Registered: 24 Apr 08
Posts: 7508
Loc: Jakarta
The yoke of indirectness in the new economic package

B. Herry-Priyono, Jakarta

Affliction is the mother of inflated expectation. When reality fails to match expectation, it has to pay the toll of disenchantment. Perhaps this is what happened in the lukewarm reception of the long-awaited package of new economic policy reforms unveiled on June 12.

There are four areas of concern addressed by the package -- the financial, investment, infrastructure development and small-and-medium enterprises (SMEs) sectors. In all this, the package is expected to inject a dose of incentives into the current inertia. That is laudable.

In the investment sector, for instance, the time required for obtaining business licenses will be reduced from the current 97 days to 25 days.

In the SMEs sector, easier access to bank loans, land certification for collateral and to the services of local financial consultants is expected to boost the growth of these enterprises.

As has been regularly rehearsed, all this is supposed to accelerate growth so as to reduce unemployment and poverty.

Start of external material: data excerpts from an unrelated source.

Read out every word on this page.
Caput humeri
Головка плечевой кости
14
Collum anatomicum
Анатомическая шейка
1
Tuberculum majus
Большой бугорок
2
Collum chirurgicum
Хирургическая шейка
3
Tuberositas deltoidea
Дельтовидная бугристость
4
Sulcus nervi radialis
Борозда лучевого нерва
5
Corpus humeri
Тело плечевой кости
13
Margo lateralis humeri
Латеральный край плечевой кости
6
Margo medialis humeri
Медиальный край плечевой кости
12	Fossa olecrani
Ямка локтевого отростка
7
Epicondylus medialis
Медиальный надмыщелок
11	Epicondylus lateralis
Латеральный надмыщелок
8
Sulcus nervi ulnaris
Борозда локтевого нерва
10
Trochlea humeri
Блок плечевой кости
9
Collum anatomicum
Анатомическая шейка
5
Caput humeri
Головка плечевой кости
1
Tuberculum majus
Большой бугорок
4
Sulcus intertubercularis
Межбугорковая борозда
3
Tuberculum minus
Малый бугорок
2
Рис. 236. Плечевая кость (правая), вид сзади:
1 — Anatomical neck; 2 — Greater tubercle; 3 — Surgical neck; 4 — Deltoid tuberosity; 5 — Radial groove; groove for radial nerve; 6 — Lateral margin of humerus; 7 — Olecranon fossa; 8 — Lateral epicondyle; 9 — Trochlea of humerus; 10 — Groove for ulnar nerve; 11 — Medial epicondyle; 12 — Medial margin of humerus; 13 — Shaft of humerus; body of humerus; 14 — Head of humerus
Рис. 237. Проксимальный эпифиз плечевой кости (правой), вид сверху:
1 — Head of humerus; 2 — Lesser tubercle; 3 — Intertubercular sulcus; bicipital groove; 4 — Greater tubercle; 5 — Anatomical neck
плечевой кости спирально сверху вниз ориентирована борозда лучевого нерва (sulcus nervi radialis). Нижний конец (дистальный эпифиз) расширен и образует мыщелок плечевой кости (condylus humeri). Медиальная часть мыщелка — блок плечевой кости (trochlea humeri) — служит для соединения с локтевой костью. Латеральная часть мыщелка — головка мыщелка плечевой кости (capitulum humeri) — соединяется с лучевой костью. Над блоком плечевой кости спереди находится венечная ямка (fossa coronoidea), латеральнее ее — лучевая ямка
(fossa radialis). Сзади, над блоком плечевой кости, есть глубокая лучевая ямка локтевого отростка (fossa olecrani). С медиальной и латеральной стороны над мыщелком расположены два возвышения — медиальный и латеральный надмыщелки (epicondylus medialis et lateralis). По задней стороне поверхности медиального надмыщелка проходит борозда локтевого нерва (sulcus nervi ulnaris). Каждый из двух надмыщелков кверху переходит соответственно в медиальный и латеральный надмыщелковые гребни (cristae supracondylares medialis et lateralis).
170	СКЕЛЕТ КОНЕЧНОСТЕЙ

The virtue of the new package lies not in any major policy breakthroughs -- let alone in making a more direct approach to poverty reduction -- but rather in making a statement of intent to break the bureaucratic bottleneck rampant in the Indonesian economy. This is laudable, even if it is too incremental to bring any significant impacts. But to say that the new package is too incremental to have a significant impact is a form of platitude.

In policy-making circles there is a peculiar tendency for what may be called "roundabout logic". It is a policy approach whose logic of problem solving, instead of going directly to the target, contains a string of layered-upon-layered indirect measures.

Of course, the issue is not as simple as it first appears. Policy mandarins are doing the work of societal coordination. Sometimes they need to pass policies through roundabout routes by treating society as a vast hydraulic network; i.e., to change something at one end of the network by changing things at the other end.

But in urgent matters such as SMEs and poverty, this "roundabout logic" is likely to fail. Why? The indirectness involved in the roundabout route makes the initial agenda easily lost in the morass of indirectness. If the new package is intended to inject a dose of incentives, it is likely to fail not because the incentives have turned into disincentives, but because the incentives are lost in the morass of indirectness. Bureaucratic bottlenecks are surely part of the problem, but by no means the crucial factor.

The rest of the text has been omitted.